2. Learning Possibilities:
Commissions require students to work together and to work to real world specifications and expectations. The playfulness of the imagined task and roles encourages students to look for possibilities, vary their approach, find an effective consensus, use dialogue to build and communicate ideas, enjoy responding to obstacles and challenges. Commissions can also protect students by offering role distance. In other words being in role provides an alternative way for students to express themselves. Relating their disciplinary learning to professional tasks often encourages critical thinking, and the questioning of ethical and moral concepts. In particular, the role aspect of commissions gives the opportunity for students to inhabit different intellectual positions. The teacher responds to the students as if they were professionals in the world and this changes the normative lecturer/student dynamic. It encourages adult-adult relationships!
3. Examples:
Rough Men in the Night In a rehearsal room approach to Henry V the class begin, in groups, to work as the sculptors of public art. Their commission is to produce a sculpture based on Winston’s Churchill’s words: We sleep soundly in our beds, because rough men stand ready in the night to do violence to those who would harm us. There are four groups of sculptures and each is commissioned by a different client – Help for Heroes, The Peace Foundation, Mother of the Fallen and a Military Academy. In each case the commission must reflect the client’s ‘values’ and be for public display. When the work is discussed students can comment either as themselves or from the viewpoint of their particular client.

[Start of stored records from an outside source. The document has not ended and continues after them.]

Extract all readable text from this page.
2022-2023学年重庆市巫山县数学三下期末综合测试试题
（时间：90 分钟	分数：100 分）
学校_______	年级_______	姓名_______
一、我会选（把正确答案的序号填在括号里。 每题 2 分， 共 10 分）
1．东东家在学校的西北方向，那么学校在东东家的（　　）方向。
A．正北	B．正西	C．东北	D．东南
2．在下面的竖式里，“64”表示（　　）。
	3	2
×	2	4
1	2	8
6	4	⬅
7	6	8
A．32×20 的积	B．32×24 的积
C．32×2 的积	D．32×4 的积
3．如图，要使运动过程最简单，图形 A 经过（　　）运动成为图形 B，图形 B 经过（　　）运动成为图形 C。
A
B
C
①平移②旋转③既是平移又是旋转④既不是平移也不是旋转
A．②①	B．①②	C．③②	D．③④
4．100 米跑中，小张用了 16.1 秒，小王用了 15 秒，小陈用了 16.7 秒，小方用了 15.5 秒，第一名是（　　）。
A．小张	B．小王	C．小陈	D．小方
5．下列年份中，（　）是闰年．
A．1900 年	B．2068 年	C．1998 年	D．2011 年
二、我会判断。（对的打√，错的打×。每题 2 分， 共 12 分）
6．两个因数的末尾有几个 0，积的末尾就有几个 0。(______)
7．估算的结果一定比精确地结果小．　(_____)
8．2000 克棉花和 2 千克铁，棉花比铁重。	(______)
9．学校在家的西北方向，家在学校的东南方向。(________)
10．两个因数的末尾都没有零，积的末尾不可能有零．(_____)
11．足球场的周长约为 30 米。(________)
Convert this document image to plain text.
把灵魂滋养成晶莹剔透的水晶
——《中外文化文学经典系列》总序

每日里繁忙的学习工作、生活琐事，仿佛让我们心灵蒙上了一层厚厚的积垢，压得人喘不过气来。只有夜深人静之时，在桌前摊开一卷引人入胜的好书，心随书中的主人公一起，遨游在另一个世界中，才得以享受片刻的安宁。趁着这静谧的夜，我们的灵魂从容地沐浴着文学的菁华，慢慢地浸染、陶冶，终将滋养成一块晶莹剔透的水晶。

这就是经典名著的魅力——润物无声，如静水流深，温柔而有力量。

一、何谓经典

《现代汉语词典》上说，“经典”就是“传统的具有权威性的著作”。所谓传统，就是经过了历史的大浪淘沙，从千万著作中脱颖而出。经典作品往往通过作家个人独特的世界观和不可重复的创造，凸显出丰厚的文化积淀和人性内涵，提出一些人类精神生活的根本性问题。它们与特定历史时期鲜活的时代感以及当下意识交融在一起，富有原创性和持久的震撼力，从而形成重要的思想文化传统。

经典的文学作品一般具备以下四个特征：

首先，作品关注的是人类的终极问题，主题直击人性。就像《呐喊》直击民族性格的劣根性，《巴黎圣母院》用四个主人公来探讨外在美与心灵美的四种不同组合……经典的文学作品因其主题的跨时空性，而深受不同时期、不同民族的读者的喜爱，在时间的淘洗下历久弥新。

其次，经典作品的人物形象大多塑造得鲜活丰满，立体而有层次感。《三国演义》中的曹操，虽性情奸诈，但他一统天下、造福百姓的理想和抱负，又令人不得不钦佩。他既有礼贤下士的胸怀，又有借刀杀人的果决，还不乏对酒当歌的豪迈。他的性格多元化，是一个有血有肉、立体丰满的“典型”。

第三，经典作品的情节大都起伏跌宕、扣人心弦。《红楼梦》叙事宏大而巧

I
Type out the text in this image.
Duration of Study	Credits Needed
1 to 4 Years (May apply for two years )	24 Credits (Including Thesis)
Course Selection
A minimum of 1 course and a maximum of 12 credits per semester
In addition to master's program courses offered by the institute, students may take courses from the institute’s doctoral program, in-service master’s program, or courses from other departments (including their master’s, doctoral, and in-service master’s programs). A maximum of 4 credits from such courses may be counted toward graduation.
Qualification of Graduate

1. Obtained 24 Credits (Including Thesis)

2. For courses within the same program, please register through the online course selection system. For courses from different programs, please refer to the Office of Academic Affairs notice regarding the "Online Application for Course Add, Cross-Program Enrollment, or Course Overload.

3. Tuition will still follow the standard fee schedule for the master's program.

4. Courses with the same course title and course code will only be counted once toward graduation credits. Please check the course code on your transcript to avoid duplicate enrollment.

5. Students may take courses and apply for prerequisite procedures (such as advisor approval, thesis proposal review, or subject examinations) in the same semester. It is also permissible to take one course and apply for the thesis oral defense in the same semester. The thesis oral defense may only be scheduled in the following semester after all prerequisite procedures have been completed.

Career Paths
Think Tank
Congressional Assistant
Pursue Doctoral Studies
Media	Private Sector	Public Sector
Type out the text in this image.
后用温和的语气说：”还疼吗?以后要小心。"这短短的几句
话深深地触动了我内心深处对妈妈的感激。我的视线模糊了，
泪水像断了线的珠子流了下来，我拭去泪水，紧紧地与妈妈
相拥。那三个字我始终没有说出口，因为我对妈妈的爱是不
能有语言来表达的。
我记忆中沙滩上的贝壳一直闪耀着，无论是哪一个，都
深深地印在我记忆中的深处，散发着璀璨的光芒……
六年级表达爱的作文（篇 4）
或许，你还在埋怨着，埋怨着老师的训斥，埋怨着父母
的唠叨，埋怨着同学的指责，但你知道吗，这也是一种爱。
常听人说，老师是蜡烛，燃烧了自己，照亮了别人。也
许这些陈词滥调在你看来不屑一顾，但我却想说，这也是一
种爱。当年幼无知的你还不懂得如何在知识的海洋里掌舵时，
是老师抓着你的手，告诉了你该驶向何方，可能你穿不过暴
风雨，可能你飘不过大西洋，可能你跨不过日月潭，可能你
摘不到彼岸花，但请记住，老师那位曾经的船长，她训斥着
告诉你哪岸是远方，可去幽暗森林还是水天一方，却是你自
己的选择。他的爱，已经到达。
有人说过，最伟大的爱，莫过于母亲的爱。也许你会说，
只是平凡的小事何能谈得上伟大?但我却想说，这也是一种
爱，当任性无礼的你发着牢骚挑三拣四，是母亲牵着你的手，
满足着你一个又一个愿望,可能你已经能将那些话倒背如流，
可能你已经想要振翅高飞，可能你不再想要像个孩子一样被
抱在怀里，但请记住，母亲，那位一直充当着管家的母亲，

The TUC Teaching Centre Mural CommissionAs part of their studies of curriculum and pedagogy, a group of student teachers are given the commission to create a detailed image that might form part of a proposed mural commission from the TUC to grace the lobby of its new International Teaching Centre. The purpose of the mural is to celebrate the human importance of learning and the value of learning for working people in particular. The TUC have asked that the mural should make explicit reference to the murals of Diego Rivera (examples attached). The students were also given a set of three value propositions about education from bel hooks, John Dewey and Martha Nussbaum, with the expectation that the final piece would represent one of these intellectual and value positions.
*A National Teaching Fellowship Scheme project, funded by the Higher Education Academy, 2009-11.